If you are looking for even more ways to improve or maintain your brain health as you age, Hopkins Medical Group offers a number of wellness programs that are effective at treating your brain health.

  • BrainTap: As providers of BrainTap technology, we can help you shift your mind from a reactionary, stressed state to one of focus, clarity, and ease. Using light, sound, and guided imagery with a BrainTap headset (which you can use in the comfort of your own home), you can gently and naturally help reset your brainwaves to more beneficial patterns. The result is an intuitive, stress-free state in which healing of mind and body can occur. Listen along as the Hopkins Medical Group team is joined by BrainTap founder, Patrick Porter, in the latest edition of the Genius of Wellness podcast.
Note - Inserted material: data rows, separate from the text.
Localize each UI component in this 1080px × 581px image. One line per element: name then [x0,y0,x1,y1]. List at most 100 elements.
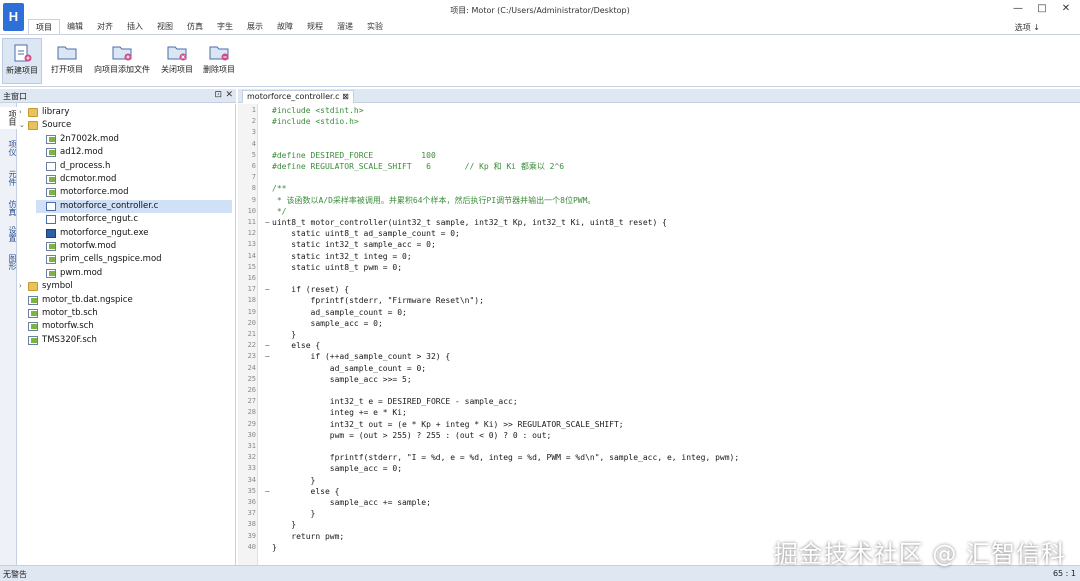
tab-motorforce-controller[interactable]: motorforce_controller.c ⊠ [242,90,354,103]
vertical-tab[interactable]: 仿真 [0,197,17,219]
code-line[interactable]: 22− else { [238,340,1080,351]
code-line[interactable]: 29 int32_t out = (e * Kp + integ * Ki) >… [238,419,1080,430]
tree-item[interactable]: pwm.mod [36,267,232,280]
code-line[interactable]: 16 [238,273,1080,284]
tree-item[interactable]: prim_cells_ngspice.mod [36,253,232,266]
code-line[interactable]: 37 } [238,508,1080,519]
open-project-button[interactable]: 打开项目 [46,38,88,84]
code-line[interactable]: 9 * 该函数以A/D采样率被调用。并累积64个样本，然后执行PI调节器并输出一… [238,195,1080,206]
menu-item[interactable]: 视图 [150,19,180,34]
tree-item[interactable]: motorforce.mod [36,186,232,199]
menu-item[interactable]: 展示 [240,19,270,34]
tree-item[interactable]: motorforce_ngut.exe [36,227,232,240]
code-editor[interactable]: 1 #include <stdint.h> 2 #include <stdio.h> 3… [238,104,1080,565]
code-line[interactable]: 13 static int32_t sample_acc = 0; [238,239,1080,250]
menu-item[interactable]: 实验 [360,19,390,34]
code-line[interactable]: 4 [238,139,1080,150]
code-line[interactable]: 7 [238,172,1080,183]
vertical-tab[interactable]: 项仪 [0,137,17,159]
code-line[interactable]: 26 [238,385,1080,396]
code-line[interactable]: 6 #define REGULATOR_SCALE_SHIFT 6 // Kp 和… [238,161,1080,172]
code-line[interactable]: 5 #define DESIRED_FORCE 100 [238,150,1080,161]
code-line[interactable]: 28 integ += e * Ki; [238,407,1080,418]
menu-item[interactable]: 编辑 [60,19,90,34]
tree-item[interactable]: 2n7002k.mod [36,133,232,146]
close-panel-icon[interactable]: ✕ [225,90,233,100]
tree-item[interactable]: motorforce_ngut.c [36,213,232,226]
code-line[interactable]: 11 − uint8_t motor_controller(uint32_t sam… [238,217,1080,228]
maximize-button[interactable]: □ [1032,2,1052,16]
close-window-button[interactable]: ✕ [1056,2,1076,16]
code-line[interactable]: 12 static uint8_t ad_sample_count = 0; [238,228,1080,239]
code-line[interactable]: 38 } [238,519,1080,530]
chevron-right-icon[interactable]: › [19,106,22,119]
tree-item[interactable]: › library [18,106,232,119]
code-line[interactable]: 34 } [238,475,1080,486]
code-line[interactable]: 36 sample_acc += sample; [238,497,1080,508]
tree-item[interactable]: d_process.h [36,160,232,173]
code-line[interactable]: 30 pwm = (out > 255) ? 255 : (out < 0) ?… [238,430,1080,441]
code-line[interactable]: 23− if (++ad_sample_count > 32) { [238,351,1080,362]
add-file-button[interactable]: 向项目添加文件 [90,38,154,84]
menu-item[interactable]: 项目 [28,19,60,34]
code-line[interactable]: 15 static uint8_t pwm = 0; [238,262,1080,273]
fold-toggle-icon[interactable]: − [265,486,270,497]
vertical-tab[interactable]: 图形 [0,251,17,273]
code-line[interactable]: 31 [238,441,1080,452]
menu-item[interactable]: 溜递 [330,19,360,34]
tree-item[interactable]: motor_tb.sch [18,307,232,320]
fold-toggle-icon[interactable]: − [265,217,270,228]
code-line[interactable]: 3 [238,127,1080,138]
code-line[interactable]: 35− else { [238,486,1080,497]
tree-item[interactable]: ⌄ Source [18,119,232,132]
line-number: 18 [247,296,256,305]
tree-item[interactable]: motorfw.sch [18,320,232,333]
menu-item[interactable]: 字生 [210,19,240,34]
tree-item[interactable]: › symbol [18,280,232,293]
chevron-down-icon[interactable]: ⌄ [19,119,25,132]
code-line[interactable]: 24 ad_sample_count = 0; [238,363,1080,374]
code-line[interactable]: 33 sample_acc = 0; [238,463,1080,474]
code-line[interactable]: 25 sample_acc >>= 5; [238,374,1080,385]
code-line[interactable]: 1 #include <stdint.h> [238,105,1080,116]
menu-item[interactable]: 仿真 [180,19,210,34]
tree-item[interactable]: motorfw.mod [36,240,232,253]
menu-item[interactable]: 故障 [270,19,300,34]
tree-item[interactable]: dcmotor.mod [36,173,232,186]
code-line[interactable]: 2 #include <stdio.h> [238,116,1080,127]
tree-item[interactable]: TMS320F.sch [18,334,232,347]
code-line[interactable]: 21 } [238,329,1080,340]
fold-toggle-icon[interactable]: − [265,340,270,351]
code-line[interactable]: 32 fprintf(stderr, "I = %d, e = %d, inte… [238,452,1080,463]
fold-toggle-icon[interactable]: − [265,351,270,362]
vertical-tab[interactable]: 元件 [0,167,17,189]
code-line[interactable]: 18 fprintf(stderr, "Firmware Reset\n"); [238,295,1080,306]
code-line[interactable]: 17− if (reset) { [238,284,1080,295]
menu-item[interactable]: 插入 [120,19,150,34]
new-project-button[interactable]: 新建项目 [2,38,42,84]
close-project-button[interactable]: 关闭项目 [158,38,196,84]
line-number: 3 [251,128,256,137]
pin-icon[interactable]: ⊡ [214,90,222,100]
code-line[interactable]: 20 sample_acc = 0; [238,318,1080,329]
options-menu[interactable]: 选项 ↓ [1015,22,1040,33]
code-text: sample_acc = 0; [272,464,403,474]
line-number: 12 [247,229,256,238]
code-line[interactable]: 10 */ [238,206,1080,217]
vertical-tab[interactable]: 设置 [0,223,17,245]
tree-item[interactable]: ad12.mod [36,146,232,159]
code-line[interactable]: 14 static int32_t integ = 0; [238,251,1080,262]
code-line[interactable]: 8 /** [238,183,1080,194]
tree-item[interactable]: motorforce_controller.c [36,199,232,213]
menu-item[interactable]: 规程 [300,19,330,34]
fold-toggle-icon[interactable]: − [265,284,270,295]
menu-item[interactable]: 对齐 [90,19,120,34]
code-line[interactable]: 19 ad_sample_count = 0; [238,307,1080,318]
vertical-tab[interactable]: 项目 [0,107,17,129]
code-text: static uint8_t pwm = 0; [272,262,403,272]
delete-project-button[interactable]: 删除项目 [200,38,238,84]
tree-item[interactable]: motor_tb.dat.ngspice [18,294,232,307]
chevron-right-icon[interactable]: › [19,280,22,293]
code-line[interactable]: 27 int32_t e = DESIRED_FORCE - sample_ac… [238,396,1080,407]
minimize-button[interactable]: — [1008,2,1028,16]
  • IV Therapy: Intravenous infusions (IVs) can boost overall health and assist the body’s ability to detoxify. This supports the health of our brain.  At Hopkins Medical Group we offer a variety of infusions from nutrient-rich Myers Cocktails high in vitamin B, C and magnesium as well as glutathione. Glutathione is a potent antioxidant essential for reducing oxidative stress in the brain. Our on-site infusion center offers a comfortable environment staffed by highly trained nurses to ensure you the best experience possible. 
  • Nutritional Consults: A growing amount of research concludes that dementia and Alzheimer’s Disease are linked to poor diet. Keeping body weight down to reduce waist circumference may be a powerful tool in protecting brain health. Work with our Functional Medicine Nutritionist at Hopkins Medical Group to assess your current health, decipher which foods and habits can help your body and brain heal, and which foods and habits are causing you harm. Dr. Gad Marshall, at our March 9, 2021, Town Hall emphasized that the only proven therapy to reduce cognitive decline is diet and lifestyle.

Your lifestyle can have a profound impact on your brain health. Eating well, exercising often, and staying mentally active can help support a healthy brain as you age. And luckily, it’s never too late to start making changes that promote a healthy brain for years to come.